Mental health is important, until you call for help

Underfunded services and months-long waitlists are leaving students behind

Exams are here, stress is rising and thousands of students across this campus are quietly falling apart. 

In anticipation, I reached out to the Student Counselling Centre (SCC) to work on issues stemming from my chronic health problems. As I went through the process of trying to make an appointment with SCC, I found that it is so severely underfunded that it functions as a rationing system where there is roughly one counsellor for every 3,000 students. Right now, the SCC intake process looks like something out of 1997 — phone-only, once a week, Fridays at 2:30 p.m. Miss the window because you’re in class? Too bad. (It happened to me twice.) Don’t have 20 minutes to sit on hold? Again, too bad.

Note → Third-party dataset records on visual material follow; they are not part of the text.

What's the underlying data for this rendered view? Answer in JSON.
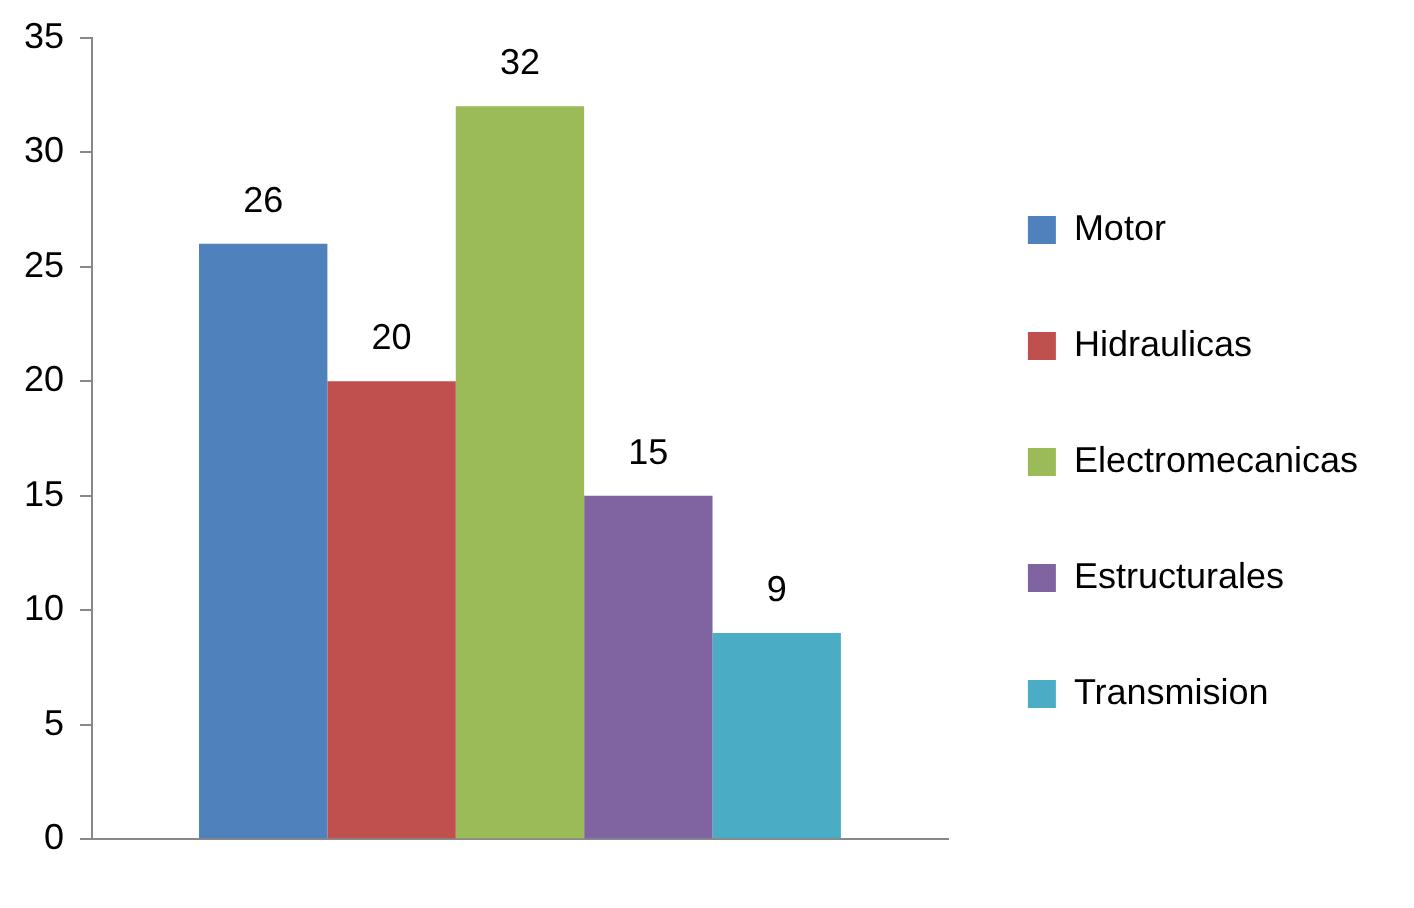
{
  "chart_data": {
    "type": "bar",
    "categories": [
      null
    ],
    "series": [
      {
        "name": "Motor",
        "color": "#4f81bd",
        "values": [
          26
        ]
      },
      {
        "name": "Hidraulicas",
        "color": "#c0504d",
        "values": [
          20
        ]
      },
      {
        "name": "Electromecanicas",
        "color": "#9bbb59",
        "values": [
          32
        ]
      },
      {
        "name": "Estructurales",
        "color": "#8064a2",
        "values": [
          15
        ]
      },
      {
        "name": "Transmision",
        "color": "#4bacc6",
        "values": [
          9
        ]
      }
    ],
    "ylim": [
      0,
      35
    ],
    "yticks": [
      0,
      5,
      10,
      15,
      20,
      25,
      30,
      35
    ],
    "grid": false,
    "legend": "right",
    "data_labels": true
  }
}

When I called on Oct. 10, only seven minutes after intake opened, I was already the 10th caller on hold. This was the seventh week of classes, not even midterms, and the line was already full.

Meanwhile, faculties like law, nursing and a few others pay out of their own budgets to reserve counsellors for their students. If you’re lucky enough to be in a well-funded faculty, you get almost immediate access. If you’re not, you enter the “general population” queue, where wait times stretch into months depending on your triage category — low, mild or critical.

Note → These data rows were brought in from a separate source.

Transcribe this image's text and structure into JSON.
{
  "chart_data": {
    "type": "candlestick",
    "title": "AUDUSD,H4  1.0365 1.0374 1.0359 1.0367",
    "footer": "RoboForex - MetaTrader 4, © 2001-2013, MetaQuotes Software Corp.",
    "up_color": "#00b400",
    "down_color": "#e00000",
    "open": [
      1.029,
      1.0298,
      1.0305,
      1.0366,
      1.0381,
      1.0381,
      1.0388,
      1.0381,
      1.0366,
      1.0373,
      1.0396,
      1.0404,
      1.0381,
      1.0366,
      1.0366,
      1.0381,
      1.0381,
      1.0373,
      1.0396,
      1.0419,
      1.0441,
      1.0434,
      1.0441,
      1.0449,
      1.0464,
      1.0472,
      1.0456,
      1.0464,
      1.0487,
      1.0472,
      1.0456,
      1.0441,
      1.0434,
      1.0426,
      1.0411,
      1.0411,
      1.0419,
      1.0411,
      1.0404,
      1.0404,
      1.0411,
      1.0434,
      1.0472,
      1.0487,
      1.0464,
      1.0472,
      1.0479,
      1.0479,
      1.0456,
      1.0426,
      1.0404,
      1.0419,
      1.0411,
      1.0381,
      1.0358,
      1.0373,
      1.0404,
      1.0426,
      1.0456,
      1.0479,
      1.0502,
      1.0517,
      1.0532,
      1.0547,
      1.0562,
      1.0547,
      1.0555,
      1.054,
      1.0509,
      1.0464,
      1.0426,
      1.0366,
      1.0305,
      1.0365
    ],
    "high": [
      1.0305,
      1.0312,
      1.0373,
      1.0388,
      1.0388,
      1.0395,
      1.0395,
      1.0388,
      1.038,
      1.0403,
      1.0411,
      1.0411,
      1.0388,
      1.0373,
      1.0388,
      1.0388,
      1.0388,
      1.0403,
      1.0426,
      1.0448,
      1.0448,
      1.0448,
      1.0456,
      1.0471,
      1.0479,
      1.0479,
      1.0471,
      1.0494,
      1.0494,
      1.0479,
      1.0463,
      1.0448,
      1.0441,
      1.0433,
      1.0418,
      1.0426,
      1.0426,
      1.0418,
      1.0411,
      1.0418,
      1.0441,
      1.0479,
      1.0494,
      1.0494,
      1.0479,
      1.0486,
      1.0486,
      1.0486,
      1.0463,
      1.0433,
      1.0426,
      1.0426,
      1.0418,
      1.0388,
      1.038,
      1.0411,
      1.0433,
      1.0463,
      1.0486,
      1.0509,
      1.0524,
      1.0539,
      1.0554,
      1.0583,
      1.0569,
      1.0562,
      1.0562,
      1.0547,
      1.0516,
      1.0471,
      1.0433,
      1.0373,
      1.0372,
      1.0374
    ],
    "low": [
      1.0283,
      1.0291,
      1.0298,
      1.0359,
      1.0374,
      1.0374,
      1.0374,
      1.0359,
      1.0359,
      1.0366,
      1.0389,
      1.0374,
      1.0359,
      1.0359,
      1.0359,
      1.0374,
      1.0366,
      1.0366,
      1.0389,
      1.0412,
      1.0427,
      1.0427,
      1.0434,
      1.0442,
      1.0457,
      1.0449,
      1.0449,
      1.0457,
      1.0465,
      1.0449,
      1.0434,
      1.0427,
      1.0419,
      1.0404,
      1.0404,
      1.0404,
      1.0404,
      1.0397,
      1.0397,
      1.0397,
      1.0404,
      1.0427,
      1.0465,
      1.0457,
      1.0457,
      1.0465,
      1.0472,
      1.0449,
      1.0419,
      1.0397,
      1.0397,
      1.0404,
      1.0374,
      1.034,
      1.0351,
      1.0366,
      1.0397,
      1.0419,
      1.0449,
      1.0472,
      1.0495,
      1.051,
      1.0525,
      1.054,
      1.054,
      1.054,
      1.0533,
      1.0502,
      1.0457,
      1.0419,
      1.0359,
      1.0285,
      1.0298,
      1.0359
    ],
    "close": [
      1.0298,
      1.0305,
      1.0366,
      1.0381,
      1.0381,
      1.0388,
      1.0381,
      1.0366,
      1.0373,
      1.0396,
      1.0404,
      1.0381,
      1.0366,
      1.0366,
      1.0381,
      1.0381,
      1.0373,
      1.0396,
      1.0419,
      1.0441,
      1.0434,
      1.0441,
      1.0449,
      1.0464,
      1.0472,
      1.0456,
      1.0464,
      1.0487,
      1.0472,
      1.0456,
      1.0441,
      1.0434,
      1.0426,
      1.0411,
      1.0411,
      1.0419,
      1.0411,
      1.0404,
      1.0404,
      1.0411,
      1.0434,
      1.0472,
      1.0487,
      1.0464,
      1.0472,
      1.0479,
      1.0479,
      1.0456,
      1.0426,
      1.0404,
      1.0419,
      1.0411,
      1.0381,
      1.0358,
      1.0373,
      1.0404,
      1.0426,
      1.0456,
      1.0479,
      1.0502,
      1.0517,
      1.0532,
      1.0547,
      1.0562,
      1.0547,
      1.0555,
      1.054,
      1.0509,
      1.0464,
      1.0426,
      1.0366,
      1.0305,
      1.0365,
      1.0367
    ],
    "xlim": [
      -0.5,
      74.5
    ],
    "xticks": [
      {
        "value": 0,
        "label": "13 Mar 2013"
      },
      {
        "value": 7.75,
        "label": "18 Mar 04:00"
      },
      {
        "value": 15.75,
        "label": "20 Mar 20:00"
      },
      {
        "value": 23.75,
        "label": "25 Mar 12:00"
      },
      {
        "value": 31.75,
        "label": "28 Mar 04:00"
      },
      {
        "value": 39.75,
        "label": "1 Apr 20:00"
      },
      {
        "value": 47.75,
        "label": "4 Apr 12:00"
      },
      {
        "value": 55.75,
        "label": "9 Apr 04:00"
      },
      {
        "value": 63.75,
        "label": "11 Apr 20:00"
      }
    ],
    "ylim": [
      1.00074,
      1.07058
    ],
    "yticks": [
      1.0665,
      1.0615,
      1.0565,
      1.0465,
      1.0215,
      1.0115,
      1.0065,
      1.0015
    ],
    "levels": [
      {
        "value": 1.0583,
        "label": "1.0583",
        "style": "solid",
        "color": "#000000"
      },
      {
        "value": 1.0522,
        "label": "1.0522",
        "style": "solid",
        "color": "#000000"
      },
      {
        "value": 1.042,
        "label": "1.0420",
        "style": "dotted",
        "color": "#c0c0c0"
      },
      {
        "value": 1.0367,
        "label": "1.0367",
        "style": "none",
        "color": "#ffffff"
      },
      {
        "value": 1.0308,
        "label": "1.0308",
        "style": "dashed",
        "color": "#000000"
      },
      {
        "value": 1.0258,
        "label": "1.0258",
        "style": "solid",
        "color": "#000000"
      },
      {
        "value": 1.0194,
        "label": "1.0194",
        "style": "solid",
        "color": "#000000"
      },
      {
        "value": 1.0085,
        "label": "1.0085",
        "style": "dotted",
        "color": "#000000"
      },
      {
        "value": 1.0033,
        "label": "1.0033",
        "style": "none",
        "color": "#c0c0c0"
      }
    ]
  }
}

I was told directly that if I was not a law student, my case, classified as “mild,” would not have been seen at all in the general pool. And, had I waited a few more weeks, even my faculty-funded counsellor would not be able to see me, and I would have been advised to look for off-campus support instead. If I were to join the general queue, I likely wouldn’t be seen until seven or eight months later. By then, a student who started with a mild struggle could snowball into something far more dangerous — academic decline, worsened depression or even suicidal ideation.

This isn’t hypothetical. This is exactly how the system works right now.

UMSU is trying to help change things by advocating, pushing for support, running student health coverage and promoting workshops. But advocacy only matters if the administration chooses to listen, and right now, there is no evidence of that.

The university loves to talk about mental health, but talk costs nothing. Instead of funding a real, accessible mental-health system, the administration has essentially offloaded responsibility onto faculties. That leaves the students who most need help — often first-generation immigrants, low-income, international students and those outside professional faculties — fighting over scraps.

If the administration truly cared about student well-being, mild cases would be seen quickly, before they escalate. Only low-severity cases should ever be waitlisted, and even then, making them wait until the next semester is unreasonable.

If the U of M wants to claim it supports its students, then it’s time to prove it. Fund the SCC properly. Eliminate the intake bottleneck. Stop forcing faculties to build their own mental-health safety nets.

If the only students getting timely counselling are those whose faculties can afford it, then this campus doesn’t have a mental-health system at all — it has a hierarchical system.